2C-T was first described in the scientific literature by David E. Nichols and Alexander Shulgin in 1976. It was described in greater detail by Shulgin in his 1991 book PiHKAL (Phenethylamines I Have Known and Loved). The drug was encountered as a novel designer drug in Europe in 2023.

==Use and effects==
In his book PiHKAL (Phenethylamines I Have Known and Loved), Alexander Shulgin lists 2C-T's dose range as 60 to 100 mg orally and its duration as 3 to 5 hours. Its onset is described as 15 minutes and its effects are said to develop "very quickly but very quietly". It is one of the shortest-acting of the 2C psychedelics, as well as among the least potent.

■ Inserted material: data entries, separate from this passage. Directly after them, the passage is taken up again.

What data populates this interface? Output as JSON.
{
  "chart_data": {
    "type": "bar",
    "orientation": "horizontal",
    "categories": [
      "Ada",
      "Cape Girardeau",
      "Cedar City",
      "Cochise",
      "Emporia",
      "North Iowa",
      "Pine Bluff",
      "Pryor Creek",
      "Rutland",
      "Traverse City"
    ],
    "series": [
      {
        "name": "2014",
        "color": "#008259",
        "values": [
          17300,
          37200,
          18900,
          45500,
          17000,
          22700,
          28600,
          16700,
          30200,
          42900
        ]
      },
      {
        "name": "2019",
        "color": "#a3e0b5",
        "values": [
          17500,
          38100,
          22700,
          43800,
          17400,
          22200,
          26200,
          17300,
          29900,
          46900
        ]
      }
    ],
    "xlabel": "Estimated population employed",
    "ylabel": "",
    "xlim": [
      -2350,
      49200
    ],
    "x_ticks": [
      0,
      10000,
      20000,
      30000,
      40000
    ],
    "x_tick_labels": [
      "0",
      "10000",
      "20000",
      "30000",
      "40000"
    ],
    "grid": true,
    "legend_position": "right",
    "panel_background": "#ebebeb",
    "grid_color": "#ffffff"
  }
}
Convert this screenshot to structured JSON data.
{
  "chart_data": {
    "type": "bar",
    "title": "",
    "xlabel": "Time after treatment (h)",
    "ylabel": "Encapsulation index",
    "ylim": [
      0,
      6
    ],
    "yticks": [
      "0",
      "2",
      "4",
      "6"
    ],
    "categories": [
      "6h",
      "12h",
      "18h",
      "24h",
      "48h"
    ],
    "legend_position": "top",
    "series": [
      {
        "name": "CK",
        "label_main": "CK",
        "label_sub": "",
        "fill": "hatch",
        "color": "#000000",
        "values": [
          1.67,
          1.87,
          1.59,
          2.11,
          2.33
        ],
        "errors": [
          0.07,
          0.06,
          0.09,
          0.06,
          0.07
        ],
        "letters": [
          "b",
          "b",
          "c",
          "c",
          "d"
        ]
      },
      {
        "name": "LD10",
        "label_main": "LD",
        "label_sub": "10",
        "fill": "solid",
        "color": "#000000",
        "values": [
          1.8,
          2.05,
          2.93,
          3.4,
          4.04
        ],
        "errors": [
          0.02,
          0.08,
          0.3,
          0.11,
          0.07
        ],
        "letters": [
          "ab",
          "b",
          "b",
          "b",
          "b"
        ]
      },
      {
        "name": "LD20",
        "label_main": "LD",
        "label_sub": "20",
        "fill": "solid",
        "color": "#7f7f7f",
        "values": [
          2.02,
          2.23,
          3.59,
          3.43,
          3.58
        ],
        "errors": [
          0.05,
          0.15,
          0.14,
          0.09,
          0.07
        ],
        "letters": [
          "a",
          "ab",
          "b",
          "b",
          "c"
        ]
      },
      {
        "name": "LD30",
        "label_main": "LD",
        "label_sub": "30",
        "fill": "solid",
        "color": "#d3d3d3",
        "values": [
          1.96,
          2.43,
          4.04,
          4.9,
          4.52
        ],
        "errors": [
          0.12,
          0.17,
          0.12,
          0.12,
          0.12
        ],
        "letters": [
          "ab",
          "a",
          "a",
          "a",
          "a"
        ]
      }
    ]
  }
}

The effects of 2C-T have been reported to include being "really psychedelic", little or nothing in the way of psychedelic visuals, some fantasy with music, increased appreciation of poetry, things feeling "opened up" like with MDMA, being a possible MDMA substitute in this regard, feeling somewhat "generic" as a psychedelic, intellectual thinking overpowering emotions, conversational facilitation, tactile enhancement, enhanced eroticism, and stomach discomfort.

==Pharmacology==
===Pharmacodynamics===
2C-T shows affinity for the serotonin 5-HT_{2} receptors and is known to act as an agonist of the serotonin 5-HT_{2A} and 5-HT_{2B} receptors. The drug shows no affinity for the monoamine transporters.

==Chemistry==
2C-T is in a class of compounds commonly known as phenethylamines, and is the 4-methylthio analogue of 2C-O, a positional isomer of mescaline. It is also the 2C analog of Aleph. The systematic name of the chemical is 2-(2,5-dimethoxy-4-(methylthio)phenyl)ethanamine. The CAS number of 2C-T is 61638-09-3.

===Synthesis===
The chemical synthesis of 2C-T has been described.

===Derivatives===
A large number of derivatives of 2C-T have been developed and described. These include 2C-T-2, 2C-T-3, 2C-T-4, 2C-T-7, 2C-T-21, and CYB-210010 (2C-T-TFM or 2C-T-36), among many others.

==History==
2C-T was first synthesized and studied through a collaboration between David E. Nichols and Alexander Shulgin. It was first described in the scientific literature in 1976. The drug was encountered as a novel designer drug in Europe in 2023.

==Society and culture==
===Legal status===
====Canada====
As of October 31, 2016; 2C-T is a controlled substance (Schedule III) in Canada.

====United States====
2C-T is unscheduled and unregulated in the United States; however its close similarity in structure and effects to 2C-T-7 could potentially subject possession and sale of 2C-T to prosecution under the Federal Analog Act. This seems to be the tack the federal government is taking in the wake of the DEA's Operation Web Tryp. A series of court cases in the US involving the prosecution of several online vendors were commenced in 2004 and resulted in a number of convictions.